Children's burial ground, Dookinelly, Co. Mayo
Co. Mayo |
Burial Grounds
In the townland of Dookinelly in County Mayo, there is a children's burial ground, known in Irish tradition as a cillín (pronounced roughly "killeen").
These small, informal burial sites were used for centuries to inter unbaptised infants, and sometimes others considered outside the bounds of formal Catholic burial, including stillborn children, women who died in childbirth, and occasionally strangers or suicides. They occupy a particular place in the Irish landscape and in the country's social memory, set apart from consecrated churchyards, often located at the edges of fields, beside ancient earthworks, or on marginal land that seemed to belong, in some quiet way, between the everyday world and whatever lay beyond it.
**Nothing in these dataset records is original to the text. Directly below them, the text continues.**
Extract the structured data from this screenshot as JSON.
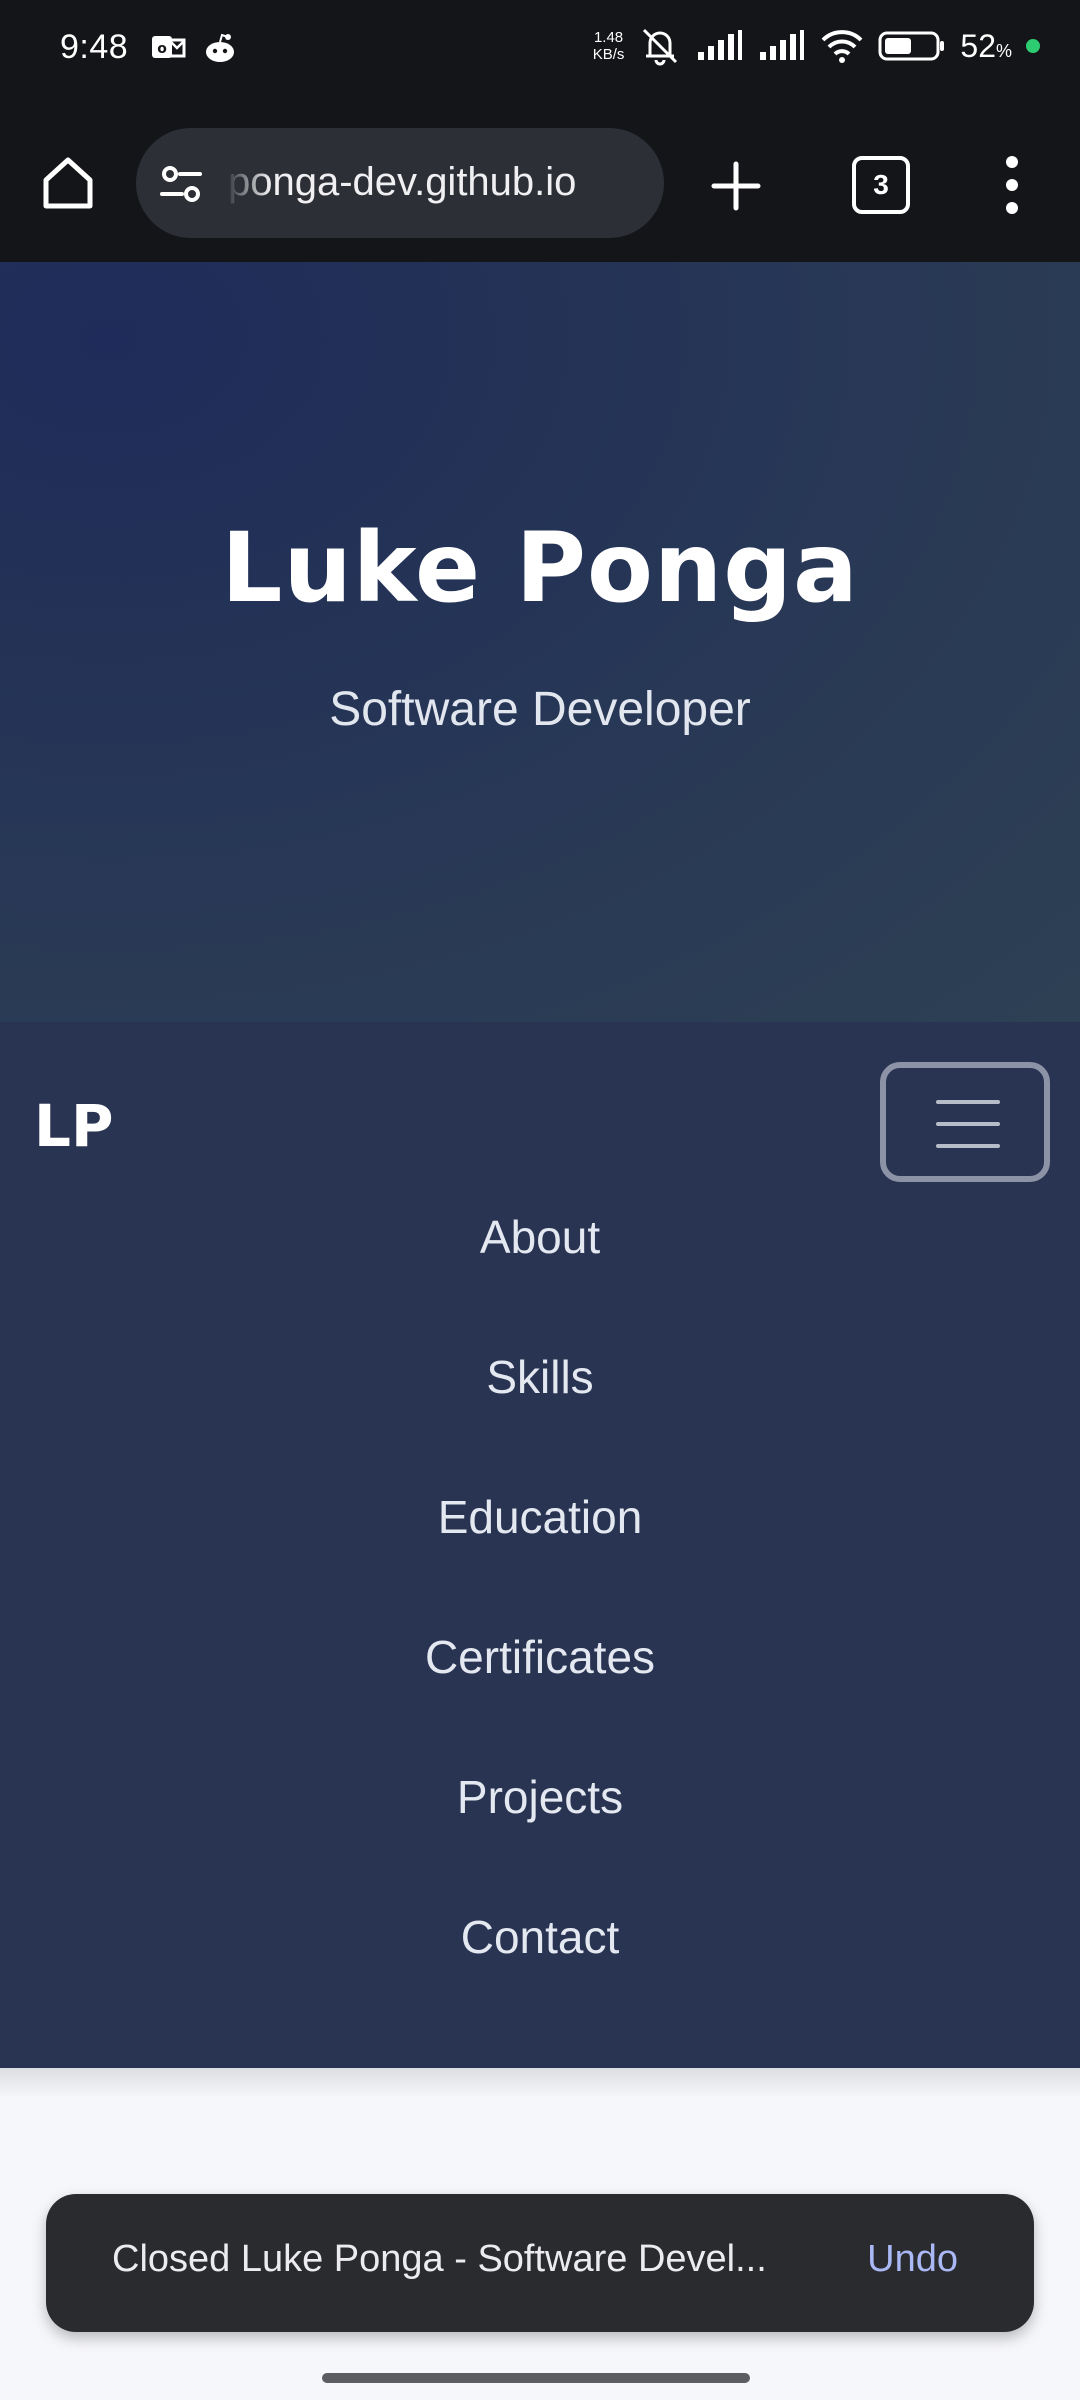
{
  "status_bar": {
    "time": "9:48",
    "net_speed_value": "1.48",
    "net_speed_unit": "KB/s",
    "battery_percent": "52",
    "battery_unit": "%"
  },
  "browser": {
    "url": "ponga-dev.github.io",
    "tab_count": "3"
  },
  "hero": {
    "name": "Luke Ponga",
    "subtitle": "Software Developer"
  },
  "nav": {
    "logo": "LP",
    "links": [
      "About",
      "Skills",
      "Education",
      "Certificates",
      "Projects",
      "Contact"
    ]
  },
  "snackbar": {
    "message": "Closed Luke Ponga - Software Devel...",
    "action": "Undo"
  },
  "colors": {
    "hero_start": "#1f2b5a",
    "hero_end": "#2d4054",
    "nav_bg": "#293352",
    "snackbar_bg": "#2a2b2f",
    "undo_accent": "#aab8f5",
    "battery_dot": "#2ecc71"
  }
}
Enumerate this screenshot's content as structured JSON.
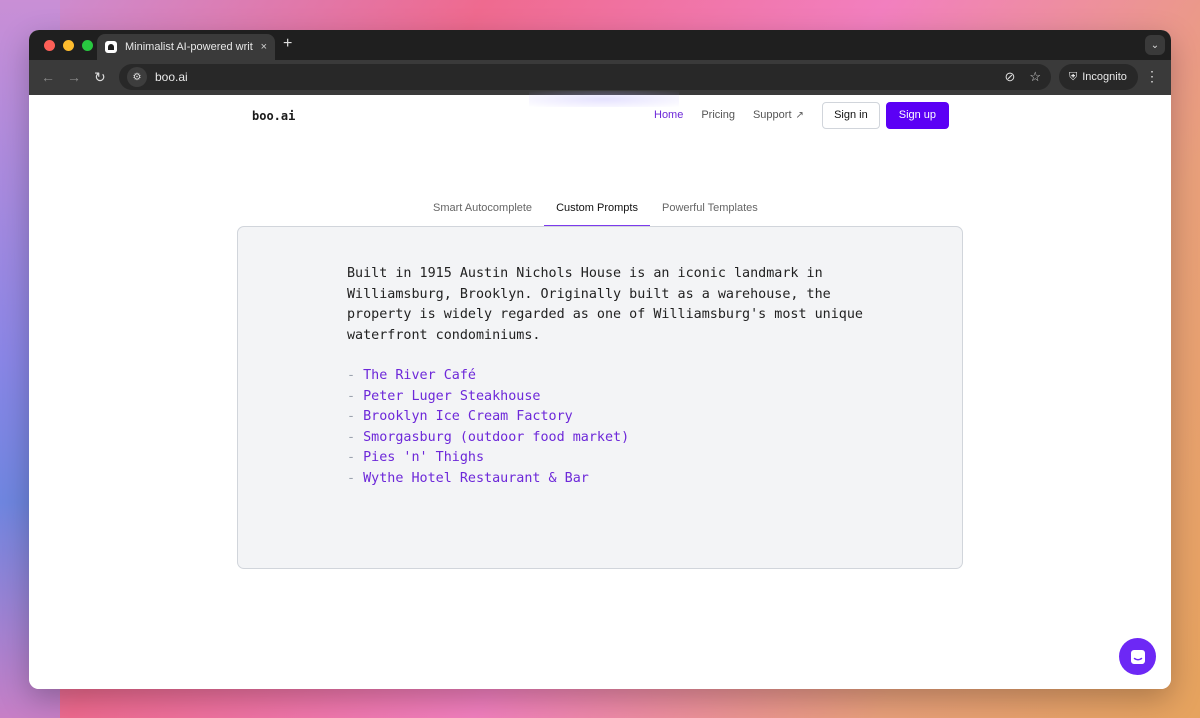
{
  "browser": {
    "tab_title": "Minimalist AI-powered writing",
    "tab_close": "×",
    "new_tab": "+",
    "url": "boo.ai",
    "incognito_label": "Incognito",
    "back": "←",
    "forward": "→",
    "reload": "↻",
    "menu": "⋮",
    "dropdown": "⌄",
    "site_icon": "⚙",
    "eye_off": "⊘",
    "star": "☆",
    "incognito_icon": "⛨"
  },
  "site": {
    "brand": "boo.ai",
    "nav": {
      "home": "Home",
      "pricing": "Pricing",
      "support": "Support",
      "support_ext": "↗",
      "sign_in": "Sign in",
      "sign_up": "Sign up"
    },
    "tabs": [
      "Smart Autocomplete",
      "Custom Prompts",
      "Powerful Templates"
    ],
    "active_tab": "Custom Prompts",
    "paragraph": "Built in 1915 Austin Nichols House is an iconic landmark in Williamsburg, Brooklyn. Originally built as a warehouse, the property is widely regarded as one of Williamsburg's most unique waterfront condominiums.",
    "list_dash": "-",
    "list": [
      "The River Café",
      "Peter Luger Steakhouse",
      "Brooklyn Ice Cream Factory",
      "Smorgasburg (outdoor food market)",
      "Pies 'n' Thighs",
      "Wythe Hotel Restaurant & Bar"
    ]
  },
  "colors": {
    "accent": "#5b00f5",
    "link_active": "#6d28d9",
    "traffic_red": "#fe5f57",
    "traffic_yellow": "#febc2e",
    "traffic_green": "#28c840"
  }
}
Cillíní were a practical response to a theological problem. Canon law historically prohibited the burial of unbaptised children in consecrated ground, on the basis that they had not been received into the Church. For rural families, the cillín offered a discreet alternative, and many such sites were used continuously from the medieval period right into the twentieth century, long after the doctrinal pressures that originally created them had begun to soften. Some were sited at pre-Christian monuments or ancient enclosures, reflecting a folk instinct to place the newly dead near ground that already carried some sense of the sacred or the liminal. The Dookinelly site in Mayo belongs to this broader tradition, though the specific history of this particular ground remains to be fully documented.